Cairo: Twitter users today hijacked a government hashtag called #ThisIsEgypt part of an online campaign aimed at drawing tourists posting stories and pictures of state abuses and shortcomings instead.
The hashtag was launched yesterday to revitalize the tourism industry, badly hit by political turmoil and more recently by the crash of a Russian airliner into the Sinai desert that killed all 224 people onboard. Russia said it was downed by a bomb and halted all flights to Egypt, dealing a heavy blow to the sector which was largely dependent on Russian tourists.
The campaign includes a video that has gone viral in Egypt, showing young people enjoying the country’s picturesque nature sites, mountainous Red Sea coast, the Great Pyramids of Giza and other tourist attractions. Near the end, the narrator asks viewers to use the hashtag to “let the world know (Egypt) the way you see it.”
It has attracted hundreds of posts, with many showing badly maintained streets, beggars and piles of trash, and links to articles about detainees, police abuses and the government’s bloody dispersal of peaceful protesters outside Cairo’s Rabaa al-Adawiyah mosque in 2013.
“I’m not trying to hijack the #thisisegypt hashtag, just doing what they said,” journalist Wael Eskandar tweeted.
Eskandar posted links to articles about jailed journalists, students and activists, including some who have been secretly detained by security agencies in recent months, according to lawyers and other activists.
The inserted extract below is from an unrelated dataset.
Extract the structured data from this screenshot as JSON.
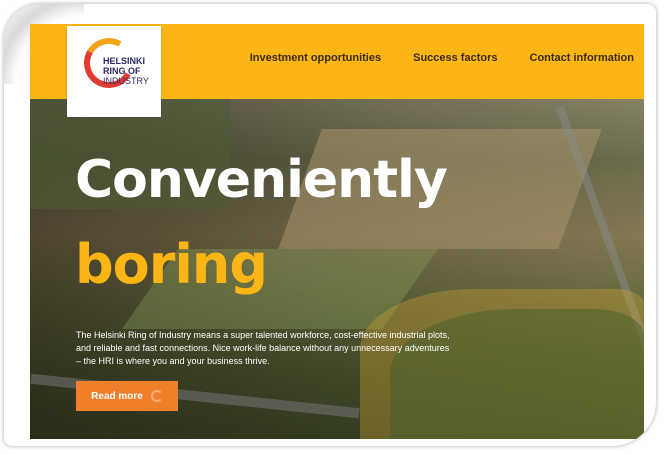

Egypt launched a crackdown on Islamists following the 2013 military overthrow of Islamist President Mohammed Morsi, which has swept up many journalists and the young pro-democracy activists who spearheaded the 2011 uprising that toppled longtime autocrat Hosni Mubarak.
Many Twitter users, however, used the hashtag for its intended purpose, sharing their pictures of the rugged terrain of the Sinai Peninsula, fishermen on the Nile River and ancient artifacts.
The failed social media campaign was reminiscent of a Syrian government effort earlier this year, when the country’s state news agency started a hashtag called #SummerInSyria and posted photos showing people enjoying night life, as if the country was not embroiled in civil war.
The hashtag was taken over by opposition supporters who posted photos showing the suffering of residents in areas that were being bombarded by government troops. Some showed children wounded in government bombing raids. One user posted a photo of a destroyed neighborhood, saying “Come and enjoy your #SummerInSyria. You will see many historic cities. In fact, most of Syria’s cities are history.